Divvy, a Utah-based corporate card and expense-management software provider for small businesses, has become one of this year’s first fintech unicorns.

The start-up announced a $165 million Series D funding round with participation from new investor PayPal Ventures. It pits Divvy at a valuation of $1.6 billion.

Divvy wants to combine credit, vendor, and spend management into a single platform

The new capital comes from fellow newcomers Hanaco, Whale Rock, and Schonfeld. As well as from existing investors NEA, Insight Venture Partners, Acrew, and Pelion.

Divvy’s customer base includes weight loss firm Noom, e-commerce merchants like Solo Stove and Rhone, and sports franchises like the Utah Jazz and the Atlanta Dream.

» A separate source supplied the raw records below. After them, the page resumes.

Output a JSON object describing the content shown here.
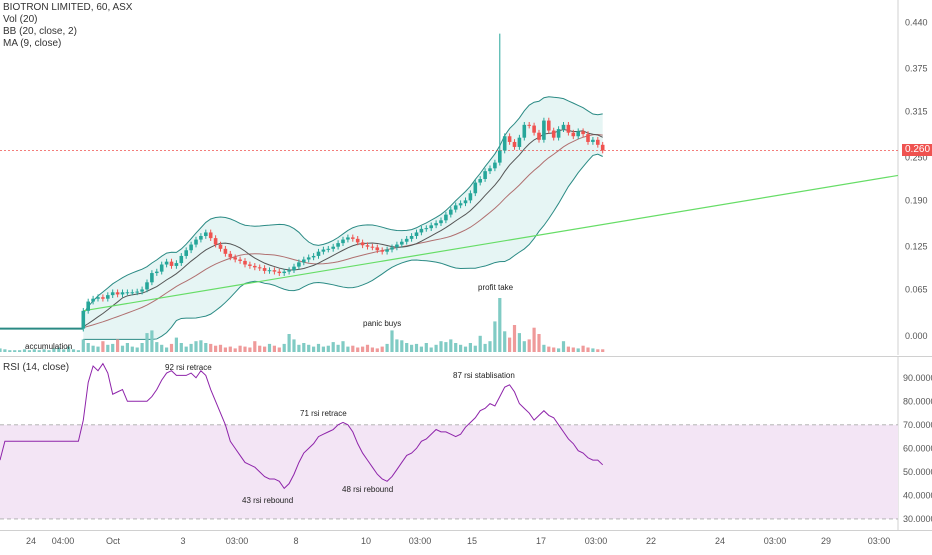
{
  "legend": {
    "symbol": "BIOTRON LIMITED, 60, ASX",
    "volume": "Vol (20)",
    "bb": "BB (20, close, 2)",
    "ma": "MA (9, close)",
    "rsi": "RSI (14, close)"
  },
  "price_axis": {
    "ticks": [
      "0.440",
      "0.375",
      "0.315",
      "0.250",
      "0.190",
      "0.125",
      "0.065",
      "0.000"
    ],
    "current_price": "0.260"
  },
  "rsi_axis": {
    "ticks": [
      "90.0000",
      "80.0000",
      "70.0000",
      "60.0000",
      "50.0000",
      "40.0000",
      "30.0000"
    ]
  },
  "time_axis": {
    "ticks": [
      "24",
      "04:00",
      "Oct",
      "3",
      "03:00",
      "8",
      "10",
      "03:00",
      "15",
      "17",
      "03:00",
      "22",
      "24",
      "03:00",
      "29",
      "03:00"
    ]
  },
  "annotations": {
    "accumulation": "accumulation",
    "panic_buys": "panic buys",
    "profit_take": "profit take",
    "rsi_92": "92 rsi retrace",
    "rsi_71": "71 rsi retrace",
    "rsi_87": "87 rsi stablisation",
    "rsi_43": "43 rsi rebound",
    "rsi_48": "48 rsi rebound"
  },
  "colors": {
    "up": "#26a69a",
    "down": "#ef5350",
    "bb_fill": "#e0f2f1",
    "rsi_band": "#f3e5f5",
    "rsi_line": "#8e24aa",
    "trendline": "#66dd66",
    "ma": "#555555"
  },
  "chart_data": {
    "type": "candlestick",
    "y_range": [
      -0.02,
      0.46
    ],
    "close_prices": [
      0.01,
      0.01,
      0.01,
      0.01,
      0.01,
      0.01,
      0.01,
      0.01,
      0.01,
      0.01,
      0.01,
      0.01,
      0.01,
      0.01,
      0.01,
      0.01,
      0.01,
      0.035,
      0.048,
      0.052,
      0.054,
      0.052,
      0.057,
      0.061,
      0.058,
      0.061,
      0.061,
      0.061,
      0.062,
      0.065,
      0.075,
      0.088,
      0.09,
      0.1,
      0.104,
      0.098,
      0.102,
      0.112,
      0.12,
      0.128,
      0.135,
      0.14,
      0.145,
      0.137,
      0.128,
      0.122,
      0.115,
      0.11,
      0.107,
      0.105,
      0.1,
      0.098,
      0.096,
      0.095,
      0.091,
      0.092,
      0.09,
      0.088,
      0.09,
      0.092,
      0.097,
      0.103,
      0.107,
      0.11,
      0.112,
      0.118,
      0.121,
      0.122,
      0.125,
      0.13,
      0.135,
      0.138,
      0.136,
      0.131,
      0.127,
      0.125,
      0.124,
      0.12,
      0.118,
      0.121,
      0.124,
      0.128,
      0.132,
      0.136,
      0.14,
      0.145,
      0.15,
      0.151,
      0.155,
      0.158,
      0.162,
      0.17,
      0.177,
      0.183,
      0.186,
      0.19,
      0.2,
      0.215,
      0.22,
      0.231,
      0.235,
      0.243,
      0.26,
      0.28,
      0.272,
      0.265,
      0.278,
      0.296,
      0.295,
      0.285,
      0.275,
      0.302,
      0.288,
      0.278,
      0.29,
      0.296,
      0.285,
      0.28,
      0.287,
      0.283,
      0.272,
      0.275,
      0.268,
      0.26
    ],
    "rsi_values": [
      55,
      63,
      63,
      63,
      63,
      63,
      63,
      63,
      63,
      63,
      63,
      63,
      63,
      63,
      63,
      63,
      63,
      72,
      88,
      95,
      93,
      96,
      92,
      83,
      84,
      85,
      80,
      80,
      80,
      80,
      80,
      82,
      85,
      89,
      92,
      93,
      91,
      91,
      91,
      92,
      90,
      93,
      91,
      85,
      80,
      75,
      70,
      63,
      60,
      57,
      54,
      53,
      52,
      50,
      48,
      47,
      47,
      46,
      43,
      45,
      49,
      54,
      58,
      60,
      62,
      65,
      66,
      67,
      68,
      70,
      71,
      70,
      67,
      62,
      58,
      55,
      52,
      49,
      47,
      46,
      48,
      51,
      54,
      57,
      58,
      60,
      63,
      64,
      66,
      68,
      67,
      67,
      66,
      65,
      66,
      69,
      71,
      73,
      76,
      77,
      79,
      78,
      82,
      86,
      87,
      84,
      79,
      77,
      75,
      72,
      74,
      76,
      74,
      73,
      70,
      67,
      64,
      62,
      59,
      58,
      56,
      55,
      55,
      53
    ]
  }
}
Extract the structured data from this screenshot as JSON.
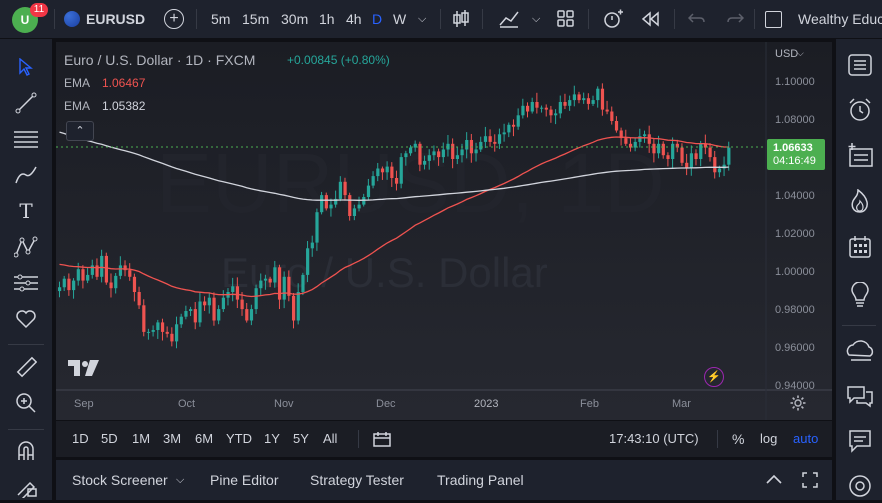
{
  "colors": {
    "bg": "#0f1015",
    "panel": "#1e222d",
    "accent": "#2962ff",
    "up": "#26a69a",
    "down": "#ef5350",
    "green_badge": "#4caf50",
    "badge_red": "#f23645"
  },
  "topbar": {
    "notif_count": "11",
    "symbol": "EURUSD",
    "timeframes": [
      "5m",
      "15m",
      "30m",
      "1h",
      "4h",
      "D",
      "W"
    ],
    "active_timeframe": "D",
    "account_label": "Wealthy Educ"
  },
  "legend": {
    "title": "Euro / U.S. Dollar · 1D · FXCM",
    "change": "+0.00845 (+0.80%)",
    "ema1_label": "EMA",
    "ema1_value": "1.06467",
    "ema2_label": "EMA",
    "ema2_value": "1.05382"
  },
  "watermark": {
    "symbol": "EURUSD, 1D",
    "name": "Euro / U.S. Dollar"
  },
  "price_scale": {
    "currency": "USD",
    "ticks": [
      "1.10000",
      "1.08000",
      "1.06000",
      "1.04000",
      "1.02000",
      "1.00000",
      "0.98000",
      "0.96000",
      "0.94000"
    ],
    "last_price": "1.06633",
    "countdown": "04:16:49"
  },
  "time_scale": [
    "Sep",
    "Oct",
    "Nov",
    "Dec",
    "2023",
    "Feb",
    "Mar"
  ],
  "bottombar": {
    "ranges": [
      "1D",
      "5D",
      "1M",
      "3M",
      "6M",
      "YTD",
      "1Y",
      "5Y",
      "All"
    ],
    "clock": "17:43:10 (UTC)",
    "pct": "%",
    "log": "log",
    "auto": "auto"
  },
  "panelbar": {
    "tabs": [
      "Stock Screener",
      "Pine Editor",
      "Strategy Tester",
      "Trading Panel"
    ]
  },
  "chart_data": {
    "type": "candlestick",
    "title": "Euro / U.S. Dollar · 1D · FXCM",
    "ylim": [
      0.94,
      1.11
    ],
    "closes": [
      0.9925,
      0.997,
      0.991,
      0.996,
      1.002,
      0.996,
      0.999,
      1.004,
      0.998,
      1.009,
      0.995,
      0.992,
      0.9985,
      1.004,
      1.0015,
      0.998,
      0.99,
      0.983,
      0.969,
      0.969,
      0.97,
      0.974,
      0.969,
      0.968,
      0.964,
      0.973,
      0.977,
      0.98,
      0.981,
      0.974,
      0.985,
      0.983,
      0.987,
      0.975,
      0.981,
      0.987,
      0.99,
      0.993,
      0.986,
      0.981,
      0.975,
      0.981,
      0.992,
      0.996,
      0.997,
      0.995,
      1.003,
      0.986,
      0.998,
      0.988,
      0.975,
      0.99,
      0.999,
      1.013,
      1.016,
      1.032,
      1.041,
      1.034,
      1.036,
      1.039,
      1.048,
      1.041,
      1.03,
      1.034,
      1.036,
      1.04,
      1.046,
      1.051,
      1.055,
      1.053,
      1.056,
      1.05,
      1.047,
      1.061,
      1.063,
      1.066,
      1.068,
      1.057,
      1.059,
      1.062,
      1.064,
      1.061,
      1.065,
      1.068,
      1.06,
      1.062,
      1.065,
      1.07,
      1.063,
      1.065,
      1.069,
      1.072,
      1.069,
      1.068,
      1.073,
      1.074,
      1.078,
      1.077,
      1.083,
      1.088,
      1.085,
      1.09,
      1.087,
      1.087,
      1.086,
      1.083,
      1.084,
      1.09,
      1.088,
      1.091,
      1.094,
      1.091,
      1.092,
      1.089,
      1.091,
      1.097,
      1.086,
      1.085,
      1.08,
      1.075,
      1.071,
      1.068,
      1.066,
      1.069,
      1.072,
      1.073,
      1.068,
      1.063,
      1.068,
      1.062,
      1.06,
      1.068,
      1.066,
      1.058,
      1.055,
      1.063,
      1.06,
      1.068,
      1.066,
      1.061,
      1.053,
      1.055,
      1.057,
      1.066
    ]
  }
}
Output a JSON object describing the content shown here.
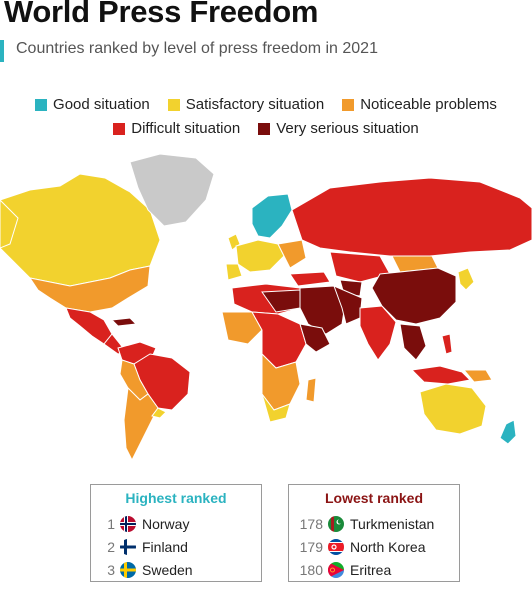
{
  "header": {
    "title": "World Press Freedom",
    "subtitle": "Countries ranked by level of press freedom in 2021",
    "accent_color": "#2bb3c0"
  },
  "legend": [
    {
      "label": "Good situation",
      "color": "#2bb3c0"
    },
    {
      "label": "Satisfactory situation",
      "color": "#f2d22e"
    },
    {
      "label": "Noticeable problems",
      "color": "#f19a2c"
    },
    {
      "label": "Difficult situation",
      "color": "#d9221e"
    },
    {
      "label": "Very serious situation",
      "color": "#7a0d0c"
    }
  ],
  "highest": {
    "heading": "Highest ranked",
    "heading_color": "#2bb3c0",
    "items": [
      {
        "rank": "1",
        "country": "Norway",
        "flag": "norway-flag-icon"
      },
      {
        "rank": "2",
        "country": "Finland",
        "flag": "finland-flag-icon"
      },
      {
        "rank": "3",
        "country": "Sweden",
        "flag": "sweden-flag-icon"
      }
    ]
  },
  "lowest": {
    "heading": "Lowest ranked",
    "heading_color": "#8b1414",
    "items": [
      {
        "rank": "178",
        "country": "Turkmenistan",
        "flag": "turkmenistan-flag-icon"
      },
      {
        "rank": "179",
        "country": "North Korea",
        "flag": "north-korea-flag-icon"
      },
      {
        "rank": "180",
        "country": "Eritrea",
        "flag": "eritrea-flag-icon"
      }
    ]
  },
  "map": {
    "no_data_color": "#c9c9c9"
  }
}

“We’re not just building for tech startups,” explains Blake Murray, Divvy’s CEO. The fintech claims to have driven up its sign-ups by 500% monthly since March 2020.

Divvy claims to cut down the time it takes small business managers to process their expense reports.

Its software is free, so Divvy makes its money from the fee merchants pay banks every time they use the start-up’s card.

More recently, Divvy has fleshed out offerings around paying bills.

“Small businesses are the backbone of the United States,” Murray tells Bloomberg.

“Our software plays a significant role in ensuring that they not only survive, but thrive during these conditions.”

Long-term, Divvy says its ambition is to modernise financial processes “by combining credit, vendor, and spend management into a single platform”.

With its Series D round of funding, the start-up wants to “invest heavily” in product development and engineering.